Urumçi'de görüştüğümüz Uygurlar, seslerinin ve görüntülerinin kaydedilmesinden korkuyor. Bazı Uygurların da tek yardım alabileceklerini düşündükleri yabancı gazeteciler. Yabancı gazetecilere telefon açan Uygurlar, "Olaylara karışmadığı halde kardeşimizi götürdüler. Şu ana kadar haber alamıyoruz. Lütfen bize yardım edin, nerde olduğunu nasıl öğrenebiliriz. Çok endişeleniyoruz." Şeklinde isteklerde bulunuyorlar. Kimileri de yabancı basına karşı "Söylediklerimi duyarlarsa hayatımız mahvolur." "Çocuklarımı alıp götürürler. Zaten gidenler geri gelmiyor." derken, bazıları da Çin medyasına konuşan Uygurların korkudan dolayı Çin lehine konuştuklarını belirtiyor. İnsan olmak insanlığa işlenmiş suçlara ortak olmamak en büyük erdem değilmidir?

Bu soykırım yapılırken, Sn a.VAHAPDARENDELİ beyfendi ve şürekası hangi akla hizmetle TÜRK devletinin Kurumve ajansları adına özür dileyebiliyorlar. Elçiler, Dışişleri mensupları nasıl olur da bu Çin'in iç işleri diyebiliyorlar.

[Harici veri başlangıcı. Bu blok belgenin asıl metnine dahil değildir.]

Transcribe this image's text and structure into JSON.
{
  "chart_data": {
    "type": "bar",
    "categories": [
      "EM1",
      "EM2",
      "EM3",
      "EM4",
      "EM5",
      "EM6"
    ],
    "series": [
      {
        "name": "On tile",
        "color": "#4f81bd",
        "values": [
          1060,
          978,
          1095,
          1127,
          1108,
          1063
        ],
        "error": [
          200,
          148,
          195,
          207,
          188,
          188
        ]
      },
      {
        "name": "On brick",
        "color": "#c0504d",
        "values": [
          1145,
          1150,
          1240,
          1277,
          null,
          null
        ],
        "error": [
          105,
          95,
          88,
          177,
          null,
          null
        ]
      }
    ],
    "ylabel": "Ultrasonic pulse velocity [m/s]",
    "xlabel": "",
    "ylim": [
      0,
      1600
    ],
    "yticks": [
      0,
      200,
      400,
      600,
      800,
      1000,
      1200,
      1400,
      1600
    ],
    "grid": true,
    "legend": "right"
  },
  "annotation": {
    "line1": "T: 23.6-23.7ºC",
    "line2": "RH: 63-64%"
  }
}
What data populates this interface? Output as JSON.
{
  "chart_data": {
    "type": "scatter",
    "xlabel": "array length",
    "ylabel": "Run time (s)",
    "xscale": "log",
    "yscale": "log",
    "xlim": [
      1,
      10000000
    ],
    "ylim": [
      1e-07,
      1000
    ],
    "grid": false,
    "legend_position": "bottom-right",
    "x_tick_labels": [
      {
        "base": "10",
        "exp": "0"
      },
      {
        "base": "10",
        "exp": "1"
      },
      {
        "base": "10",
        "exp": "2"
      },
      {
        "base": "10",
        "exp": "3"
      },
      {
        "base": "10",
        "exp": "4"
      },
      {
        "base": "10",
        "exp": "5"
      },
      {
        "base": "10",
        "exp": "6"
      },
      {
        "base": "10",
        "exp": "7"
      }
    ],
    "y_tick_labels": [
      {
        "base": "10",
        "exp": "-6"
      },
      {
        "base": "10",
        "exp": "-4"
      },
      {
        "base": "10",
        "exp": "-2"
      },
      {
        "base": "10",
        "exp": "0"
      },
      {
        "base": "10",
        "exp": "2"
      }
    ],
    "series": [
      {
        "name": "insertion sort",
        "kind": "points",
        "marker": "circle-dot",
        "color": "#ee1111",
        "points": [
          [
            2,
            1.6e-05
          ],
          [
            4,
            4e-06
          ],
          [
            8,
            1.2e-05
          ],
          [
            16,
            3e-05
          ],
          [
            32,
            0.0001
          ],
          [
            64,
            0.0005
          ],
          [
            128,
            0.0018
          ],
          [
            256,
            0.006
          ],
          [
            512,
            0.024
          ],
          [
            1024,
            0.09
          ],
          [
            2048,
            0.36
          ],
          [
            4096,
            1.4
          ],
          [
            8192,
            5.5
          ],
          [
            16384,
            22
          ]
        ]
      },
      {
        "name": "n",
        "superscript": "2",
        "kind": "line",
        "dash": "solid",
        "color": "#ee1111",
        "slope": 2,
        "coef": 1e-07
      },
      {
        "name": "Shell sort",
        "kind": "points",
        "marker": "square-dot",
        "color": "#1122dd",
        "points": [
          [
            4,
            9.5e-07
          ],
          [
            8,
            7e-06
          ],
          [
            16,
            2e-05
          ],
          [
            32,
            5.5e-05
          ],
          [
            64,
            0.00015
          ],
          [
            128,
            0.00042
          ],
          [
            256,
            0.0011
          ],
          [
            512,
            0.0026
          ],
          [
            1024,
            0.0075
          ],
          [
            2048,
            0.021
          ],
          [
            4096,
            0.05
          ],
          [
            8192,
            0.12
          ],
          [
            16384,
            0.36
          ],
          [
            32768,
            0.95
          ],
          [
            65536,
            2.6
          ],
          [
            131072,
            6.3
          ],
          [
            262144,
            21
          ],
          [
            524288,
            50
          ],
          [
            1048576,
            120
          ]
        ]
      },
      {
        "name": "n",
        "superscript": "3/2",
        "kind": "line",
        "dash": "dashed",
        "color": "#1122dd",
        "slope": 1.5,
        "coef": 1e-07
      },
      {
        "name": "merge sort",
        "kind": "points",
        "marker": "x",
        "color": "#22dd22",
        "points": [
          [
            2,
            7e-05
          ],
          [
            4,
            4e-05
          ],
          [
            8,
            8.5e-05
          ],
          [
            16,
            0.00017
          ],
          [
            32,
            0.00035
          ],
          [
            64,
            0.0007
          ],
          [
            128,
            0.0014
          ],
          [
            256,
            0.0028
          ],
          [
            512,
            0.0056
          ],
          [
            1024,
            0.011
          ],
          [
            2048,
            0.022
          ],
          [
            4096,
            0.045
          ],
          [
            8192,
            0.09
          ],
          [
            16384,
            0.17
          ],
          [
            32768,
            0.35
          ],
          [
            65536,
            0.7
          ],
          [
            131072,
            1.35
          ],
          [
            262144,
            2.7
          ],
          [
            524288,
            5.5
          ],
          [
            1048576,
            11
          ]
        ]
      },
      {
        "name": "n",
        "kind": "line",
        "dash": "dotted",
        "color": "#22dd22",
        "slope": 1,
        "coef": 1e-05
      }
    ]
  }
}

Hem bu nasıl iç işleridir ki, sözkonusu Türkiye olunca herkes karışıyor, veya herkesin karışmasına izin veriliyor da, sözkonusu Çin olunca neden onların iç işleri deyip bırakıyoruz. Madem öyle neden "Bu bir Soykırımdır" dedik. Bu iç kamuoyunu uykudan uyandırmamak için söylenmiş bir söz müydü? Bu sözün uyandırabileceği etkiler nasıl gözardı edilebilir? Bütün bunların unutulacağını ve kamu ve insanlık vicdanında mahkum olacaklarını tahmin etmiyorlar mı?

Bunu asla unutmayacağız.

Millyetcilik-muhafazakarlık gibi laflara ancak kendilerini kandırırlar.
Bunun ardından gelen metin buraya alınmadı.